Future Fund, Peet pair up

LISTED property developer Peet expects to expand its land holdings by as much as 30 per cent over the next five years after partnering with the Future Fund to buy and develop large, residential land holdings in Australia.

The agreement gives Peet access to the Future Funds’ capital to invest in large parcels of residential land and represents the funds’ first foray into residential property development.

The Future Fund is an independent investment fund set up by the federal government to meet future public sector superannuation payments.

Peet’s landbank is currently sitting at 52,000 lots after its $45 million investment in a 50 per cent share of the Flagstone West landholding in south-east Queensland.

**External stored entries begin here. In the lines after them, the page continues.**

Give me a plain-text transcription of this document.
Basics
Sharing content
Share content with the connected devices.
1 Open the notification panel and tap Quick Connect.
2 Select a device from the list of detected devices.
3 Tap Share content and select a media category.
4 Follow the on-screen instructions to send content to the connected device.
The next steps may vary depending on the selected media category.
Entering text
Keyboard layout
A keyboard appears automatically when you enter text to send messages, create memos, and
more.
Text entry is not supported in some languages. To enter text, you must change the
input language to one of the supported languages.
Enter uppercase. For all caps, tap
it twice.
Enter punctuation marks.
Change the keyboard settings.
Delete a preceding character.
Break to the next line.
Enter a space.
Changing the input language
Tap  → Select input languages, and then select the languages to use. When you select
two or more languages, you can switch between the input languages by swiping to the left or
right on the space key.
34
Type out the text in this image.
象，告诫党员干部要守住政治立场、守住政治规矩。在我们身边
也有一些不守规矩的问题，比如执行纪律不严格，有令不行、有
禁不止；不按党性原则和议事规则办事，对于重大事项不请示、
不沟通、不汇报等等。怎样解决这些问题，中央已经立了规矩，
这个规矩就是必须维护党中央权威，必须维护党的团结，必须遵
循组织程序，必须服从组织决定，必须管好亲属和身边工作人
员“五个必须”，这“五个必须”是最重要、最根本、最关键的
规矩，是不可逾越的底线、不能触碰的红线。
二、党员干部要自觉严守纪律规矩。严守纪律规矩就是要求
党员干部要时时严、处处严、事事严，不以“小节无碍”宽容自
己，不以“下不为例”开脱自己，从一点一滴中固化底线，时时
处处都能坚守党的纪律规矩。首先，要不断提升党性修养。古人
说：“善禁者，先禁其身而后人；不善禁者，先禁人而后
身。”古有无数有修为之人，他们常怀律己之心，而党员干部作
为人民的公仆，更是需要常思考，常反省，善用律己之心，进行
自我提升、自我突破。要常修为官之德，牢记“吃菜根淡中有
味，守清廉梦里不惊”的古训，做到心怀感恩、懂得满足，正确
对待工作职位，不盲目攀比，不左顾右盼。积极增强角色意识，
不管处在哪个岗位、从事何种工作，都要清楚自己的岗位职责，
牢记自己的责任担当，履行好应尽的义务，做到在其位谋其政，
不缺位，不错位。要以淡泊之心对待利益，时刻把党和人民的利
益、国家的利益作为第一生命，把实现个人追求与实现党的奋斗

Peet will either co-invest in the purchase of the land, in which case it will share in the profits, or the Future Fund will entirely fund the land purchase with Peet taking development management and project management fees as well as a share in the profits.

Peet chief executive Brendan Gore said Peet could push into new markets such as NSW and South Australia with the capital backing of the Future Fund.

“The big challenge for developers at the moment is access to capital, either equity or debt,” he said.

“With our retail syndication and our wholesale partnerships with the Future Fund ... we can now look at very large projects or portfolio projects.”

Peet would not estimate what the agreement with the Future Fund could be worth but Mr Gore said it was expected to run for at least 10 years and was unlikely to take acquisitions worth less than $20 million to the fund for consideration.

Peet is close to making its first acquisition with the Future Fund and will be actively seeking holdings in Australia’s key growth corridors that could be developed for the ‘affordable’ end of the market.

“That is our core market anyway so it is a good fit for both parties,” Mr Gore said.

“We are seeing some compelling investment opportunities particularly in WA and Queensland at this point in time.”